ガガーリンは金属工場の見習いとして働いたのちに、技術教育を受けるために送り込まれた学校でエアロクラブに入り飛行操縦の楽しさを学びパイロットを目指すことを決め空軍士官学校に入り、卒業後に基地に配属となった。

ソ連での宇宙開発が進むと全土から優秀な人物が候補生として招集された。その中でも厳しい宇宙飛行士の訓練に耐え得るだけの優秀な能力と耐力のあったガガーリンではあるが、当時開発していた宇宙船ボストーク1号は小さな船体であったため、宇宙飛行士候補者の中でも比較的身体の小さい158cmのガガーリンは選考に有利となったと言われている。また「ユーリィ」というロシア的な名前や労働階級出身の英雄という印象も選考に関係したと言われている。

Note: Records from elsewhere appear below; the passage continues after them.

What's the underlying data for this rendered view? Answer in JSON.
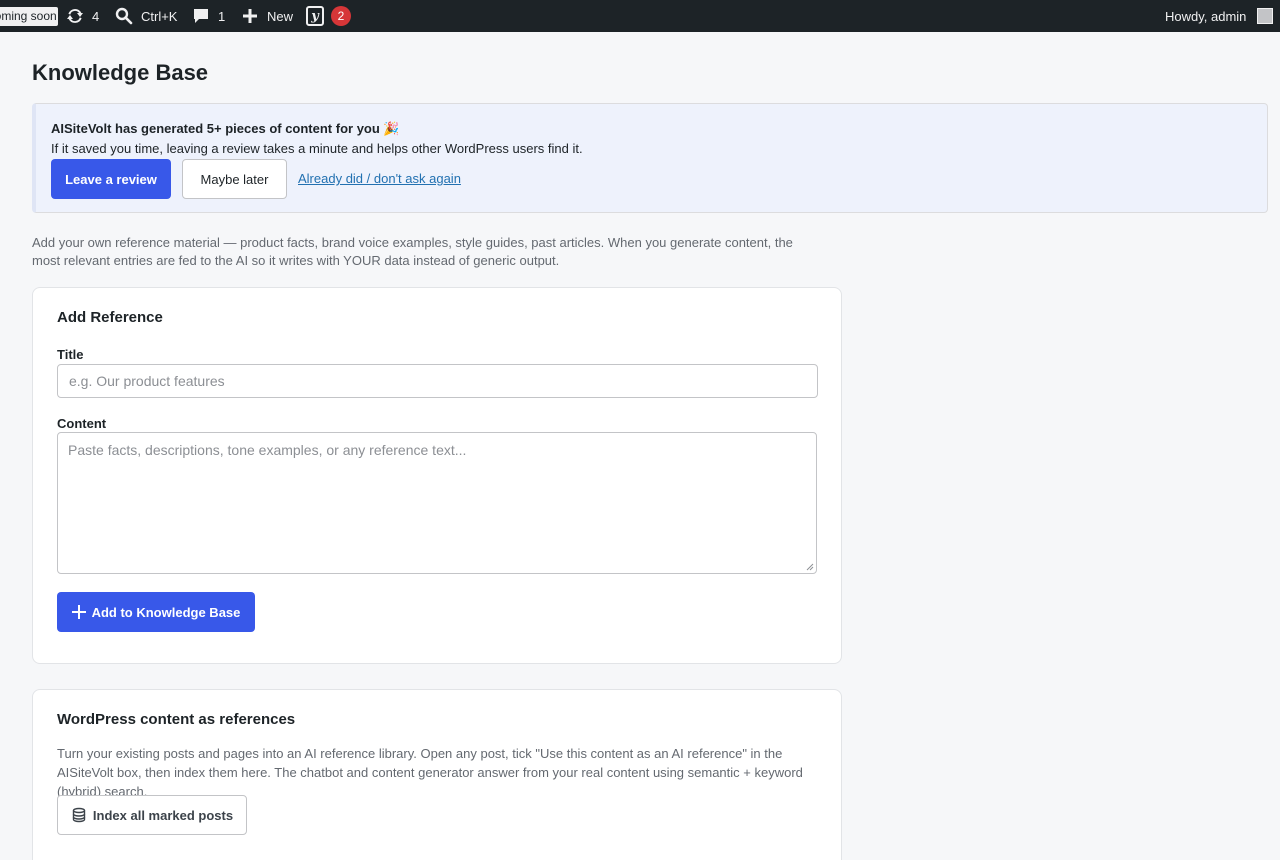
{
  "adminbar": {
    "coming_soon": "Coming soon",
    "updates_count": "4",
    "search_shortcut": "Ctrl+K",
    "comments_count": "1",
    "new_label": "New",
    "yoast_badge": "2",
    "howdy": "Howdy, admin"
  },
  "page": {
    "title": "Knowledge Base"
  },
  "notice": {
    "heading": "AISiteVolt has generated 5+ pieces of content for you 🎉",
    "text": "If it saved you time, leaving a review takes a minute and helps other WordPress users find it.",
    "review_button": "Leave a review",
    "later_button": "Maybe later",
    "dismiss_link": "Already did / don't ask again"
  },
  "intro": "Add your own reference material — product facts, brand voice examples, style guides, past articles. When you generate content, the most relevant entries are fed to the AI so it writes with YOUR data instead of generic output.",
  "add_reference": {
    "title": "Add Reference",
    "title_label": "Title",
    "title_placeholder": "e.g. Our product features",
    "content_label": "Content",
    "content_placeholder": "Paste facts, descriptions, tone examples, or any reference text...",
    "add_button": "Add to Knowledge Base"
  },
  "wp_content": {
    "title": "WordPress content as references",
    "description": "Turn your existing posts and pages into an AI reference library. Open any post, tick \"Use this content as an AI reference\" in the AISiteVolt box, then index them here. The chatbot and content generator answer from your real content using semantic + keyword (hybrid) search.",
    "index_button": "Index all marked posts"
  },
  "colors": {
    "adminbar_bg": "#1d2327",
    "primary": "#3858e9",
    "notice_bg": "#eef2fc",
    "badge_red": "#d63638",
    "link": "#2271b1"
  }
}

帰還後ガガーリンは時の人となり、宣伝のために世界中を訪問していて1962年5月には日本にも来ている。

初の有人宇宙飛行時間は約1時間48分

ガガーリンを乗せて宇宙へ飛び立った宇宙船ボストーク1号は地球の周回軌道上を飛び、地球を約1周してから大気圏へ再突入。その後高度7000mのところでガガーリンが座席ごと宇宙船から飛び出しパラシュートにて地上へ帰還。打ち上げから帰還までの時間は約1時間48分であった。

帰還後に感想を話したガガーリンの有名な言葉に「地球は青かった」というものがあるが、これは正確には「空はとても暗かった。一方、地球は青みがかっていた」という言葉を残している。

そう、地球は青みがかっていて、空はとても暗かったのである。

空が暗い、つまり宇宙は暗いのだ。この言葉の意味はとても深く

無数にある星々の光を持ってしても照らしつくせないほど、宇宙は広いとも言えるが、宇宙が無限に広がっていれば無限に照らす光で宇宙は埋め尽くされ、明るくなるするはずなのに、その光が無いということは宇宙空間が有限であり、ビックバンのようなはじまりがあったということなのだ。

ボストーク計画では合計6回の有人宇宙飛行を成功

ガガーリンが初めて有人宇宙飛行を成功した宇宙船「ボストーク」は1号から6号まであり、約2年ほどの間に打ち上げられそのすべての計画が成功している。これはボストーク計画と呼ばれるもので、最長地球周回飛行記録は5号の4日と23時間7分で地球を82周している。最後の6号は女性宇宙飛行士である。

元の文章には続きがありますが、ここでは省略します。